植えた苗木も徐々に大きくなってきていました。しかし二人目の男の子ニコライは病で死んでしまう。家族を守ってくれなかった天使にくってかかるソブランですが、天使はニコライが天国で楽しく暮らしていると告げます。

やがてソブランはその土地で次第にワインづくりの実力者となり、領主にも一目おかれる存在となる。そこへ領主の姪オーロラがやってくる。程なく領主が亡くなりその美しいオーロラが跡を継ぐことになり、オーロラは叔父の遺言通りソブランを雇い二人はこの上ないワインを作るために奮闘します。
しかし、ふとしたことで天使と仲違いをし、天使はいずこへともなく消えてしまう。時を同じくして葡萄畑の葡萄が病気で全滅。しかし、オーロラはくじけることなくもう一度苗木を植え、天使にも戻ってきてもらうようにソブランに訴える。

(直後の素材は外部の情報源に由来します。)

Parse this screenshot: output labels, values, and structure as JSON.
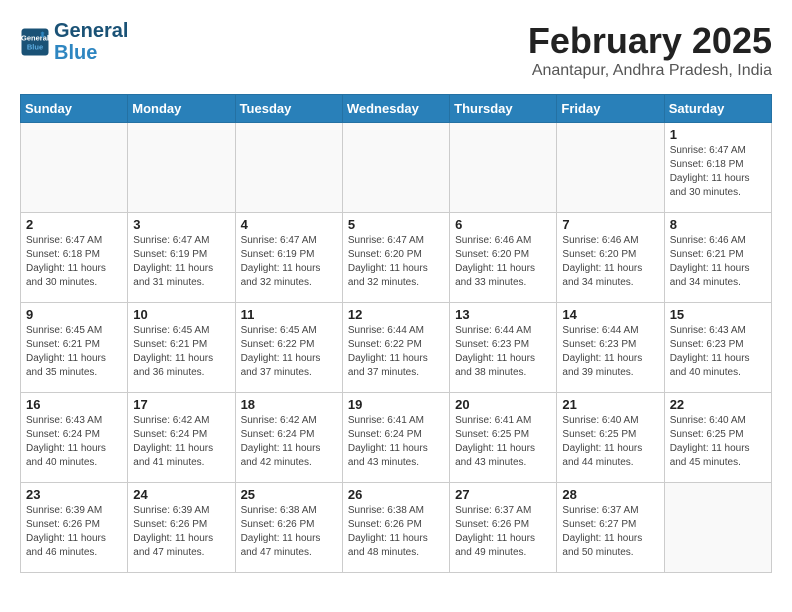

そして、再度戻ってきた天使がソブランに頼んだのは自らの羽を切って人間になるということ。その約束を果たし、人間になったザスとオーロラ、そしてソブランの家族と共に至高のワインを目指します。やがてソブランも老いて死の床でザスからできあがったワインを口にして死んでいきます。

物語はつまり一人の男ソブランの半生を描いているのです。緑を基調にした霞がかったような映像と、固定せずに手持ちでとらえるカメラワークが最初はどうも入り込みにくかったのですが、中盤から後半、次第にしっかりとした展開が見えてきて、ラストは淡い感動さえもたらしてくれました。